Vahiy Kitabı, Tanrı'nın Dünyadaki ruhsal evi olarak kilisenin gerçek vizyonunu geri getirmek için tasarlanmıştır. Gerçek kilise, Tanrı tarafından yapılan ruhsal bir evdir. O, Mesih'in bir gelini olarak, İsa Mesih aracılığıyla gökten Dünya'ya indi.
"Ve yedi melekten biri son yedi belayla dolu yedi şişeye sahip olan yedi melekten biri bana geldi ve benimle konuşup dedi: Buraya gel, sana Kuzu'nun karısı olan gelini göstereceğim. Ve beni ruhta büyük ve yüksek bir dağa götürdü ve gökten Tanrı'dan inen o büyük şehri, kutsal Yeruşalim'i bana gösterdi” ~ Vahiy 21:9-10
Ve Vahiy 21. bölümü daha fazla okursak, Tanrı'nın kendisinin bu ruhsal tapınak olduğunu açıkça görürüz. Kiliseyi onun kendisi yapan şey, bizzat Tanrı'nın kilisedeki varlığıdır.
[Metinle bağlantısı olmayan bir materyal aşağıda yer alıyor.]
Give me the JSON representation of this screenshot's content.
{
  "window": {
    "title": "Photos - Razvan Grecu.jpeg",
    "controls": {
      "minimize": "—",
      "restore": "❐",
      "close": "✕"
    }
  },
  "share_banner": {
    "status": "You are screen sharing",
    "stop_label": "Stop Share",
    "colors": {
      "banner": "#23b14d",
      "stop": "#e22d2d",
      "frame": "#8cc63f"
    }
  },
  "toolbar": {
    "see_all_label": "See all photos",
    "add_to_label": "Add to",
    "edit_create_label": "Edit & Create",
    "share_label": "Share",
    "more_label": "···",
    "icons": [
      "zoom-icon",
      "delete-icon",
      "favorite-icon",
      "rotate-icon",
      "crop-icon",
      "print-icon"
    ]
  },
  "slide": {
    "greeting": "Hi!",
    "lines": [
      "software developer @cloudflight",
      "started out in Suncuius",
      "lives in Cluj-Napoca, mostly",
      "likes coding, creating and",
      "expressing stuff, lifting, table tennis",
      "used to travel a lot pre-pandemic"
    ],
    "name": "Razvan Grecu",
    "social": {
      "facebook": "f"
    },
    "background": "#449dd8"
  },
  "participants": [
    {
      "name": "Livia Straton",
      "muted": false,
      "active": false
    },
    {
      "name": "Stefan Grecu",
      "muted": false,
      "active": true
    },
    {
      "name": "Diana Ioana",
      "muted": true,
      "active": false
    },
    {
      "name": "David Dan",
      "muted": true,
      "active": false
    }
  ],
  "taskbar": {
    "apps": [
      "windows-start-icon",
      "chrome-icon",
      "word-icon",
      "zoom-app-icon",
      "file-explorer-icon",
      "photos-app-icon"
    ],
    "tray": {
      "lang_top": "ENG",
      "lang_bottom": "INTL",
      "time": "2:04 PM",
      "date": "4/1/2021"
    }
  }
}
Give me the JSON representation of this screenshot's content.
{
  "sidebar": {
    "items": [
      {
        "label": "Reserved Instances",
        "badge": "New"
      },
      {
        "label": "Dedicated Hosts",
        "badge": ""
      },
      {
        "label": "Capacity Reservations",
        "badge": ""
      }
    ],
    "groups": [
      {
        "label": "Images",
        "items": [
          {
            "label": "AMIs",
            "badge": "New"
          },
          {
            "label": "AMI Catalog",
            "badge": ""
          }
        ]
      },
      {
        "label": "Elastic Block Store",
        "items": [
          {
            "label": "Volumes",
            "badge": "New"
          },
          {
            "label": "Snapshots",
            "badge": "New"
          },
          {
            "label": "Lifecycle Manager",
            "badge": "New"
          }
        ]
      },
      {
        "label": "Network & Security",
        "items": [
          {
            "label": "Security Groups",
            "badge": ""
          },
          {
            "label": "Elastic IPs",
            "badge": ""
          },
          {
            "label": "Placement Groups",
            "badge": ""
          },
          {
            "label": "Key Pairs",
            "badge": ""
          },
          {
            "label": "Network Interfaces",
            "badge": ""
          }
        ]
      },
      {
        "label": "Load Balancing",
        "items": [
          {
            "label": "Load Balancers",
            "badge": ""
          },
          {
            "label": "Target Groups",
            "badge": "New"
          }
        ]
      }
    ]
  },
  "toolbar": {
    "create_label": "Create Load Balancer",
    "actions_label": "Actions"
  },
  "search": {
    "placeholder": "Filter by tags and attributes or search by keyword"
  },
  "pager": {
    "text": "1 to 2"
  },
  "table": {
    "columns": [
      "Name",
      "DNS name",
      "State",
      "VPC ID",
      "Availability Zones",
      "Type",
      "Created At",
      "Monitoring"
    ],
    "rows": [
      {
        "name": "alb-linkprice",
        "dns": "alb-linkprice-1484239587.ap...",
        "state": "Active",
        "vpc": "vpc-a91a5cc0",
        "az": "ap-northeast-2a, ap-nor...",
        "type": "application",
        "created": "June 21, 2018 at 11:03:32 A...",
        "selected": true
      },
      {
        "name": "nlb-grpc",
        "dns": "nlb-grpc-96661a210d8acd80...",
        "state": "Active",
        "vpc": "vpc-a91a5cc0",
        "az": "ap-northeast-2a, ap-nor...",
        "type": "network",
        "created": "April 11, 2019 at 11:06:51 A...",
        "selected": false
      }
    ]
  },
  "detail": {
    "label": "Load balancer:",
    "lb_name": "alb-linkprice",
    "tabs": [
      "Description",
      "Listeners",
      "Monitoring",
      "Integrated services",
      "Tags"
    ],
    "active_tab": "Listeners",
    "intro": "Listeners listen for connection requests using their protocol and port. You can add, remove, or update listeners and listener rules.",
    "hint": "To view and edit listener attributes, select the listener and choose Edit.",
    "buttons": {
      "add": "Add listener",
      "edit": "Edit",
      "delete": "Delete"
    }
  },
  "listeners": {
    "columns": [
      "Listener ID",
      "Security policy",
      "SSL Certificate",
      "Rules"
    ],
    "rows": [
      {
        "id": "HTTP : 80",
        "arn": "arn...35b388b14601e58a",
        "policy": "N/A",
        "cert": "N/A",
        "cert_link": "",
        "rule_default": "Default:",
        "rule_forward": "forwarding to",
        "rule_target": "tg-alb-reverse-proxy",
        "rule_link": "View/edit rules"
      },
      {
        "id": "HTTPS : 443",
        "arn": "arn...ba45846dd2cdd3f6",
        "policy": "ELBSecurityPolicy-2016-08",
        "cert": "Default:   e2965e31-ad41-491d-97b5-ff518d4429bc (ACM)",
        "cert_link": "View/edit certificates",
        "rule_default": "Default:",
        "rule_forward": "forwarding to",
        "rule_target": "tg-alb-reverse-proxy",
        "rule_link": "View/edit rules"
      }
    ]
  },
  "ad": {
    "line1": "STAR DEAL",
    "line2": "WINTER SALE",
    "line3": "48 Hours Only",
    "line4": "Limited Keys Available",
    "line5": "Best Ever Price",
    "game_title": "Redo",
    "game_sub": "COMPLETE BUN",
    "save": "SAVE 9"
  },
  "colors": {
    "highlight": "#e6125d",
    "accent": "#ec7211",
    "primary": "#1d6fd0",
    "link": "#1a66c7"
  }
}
“Ve orada bir mabet görmedim; çünkü Her Şeye Egemen RAB Allah ve Kuzu onun mabedidir. Ve şehrin içinde parlaması için ne güneşe ne de aya ihtiyacı vardı; çünkü Allah'ın izzeti onu aydınlattı ve Kuzu onun ışığıdır. Ve onların kurtulan milletleri onun ışığında yürüyecekler; ve dünyanın kralları, izzetlerini ve şereflerini oraya getiriyorlar. Ve kapıları gündüz hiç kapanmayacak: çünkü orada gece olmayacak. Ve milletlerin şan ve şerefini oraya getirecekler. Ve ona hiçbir surette murdarlık eden, ne mekruh işler yapan, ne de yalan söyleyen hiçbir şey girmeyecektir; ancak bunlar Kuzu'nun hayat kitabında yazılıdır." ~ Vahiy 21:22-27
Kilisede yalnızca kutsal kılınanlara izin verildiği oldukça açıktır. Tanrı'nın yeryüzündeki ruhsal evinden bahsediyoruz. Yeryüzünde kilisenin buluşacağı fiziksel yapılar olabilir. Ayrıca aynı binada günahkarların da gelmesi amaçlanmaktadır. Günahkârların gelmelerinin amacı, müjdeyi işitip değişebilmeleri içindir. Ancak hiçbir günah ya da günahkar, Tanrı'nın yeryüzündeki ruhsal evinin, Tanrı'nın kilisesinin bir parçası değildir.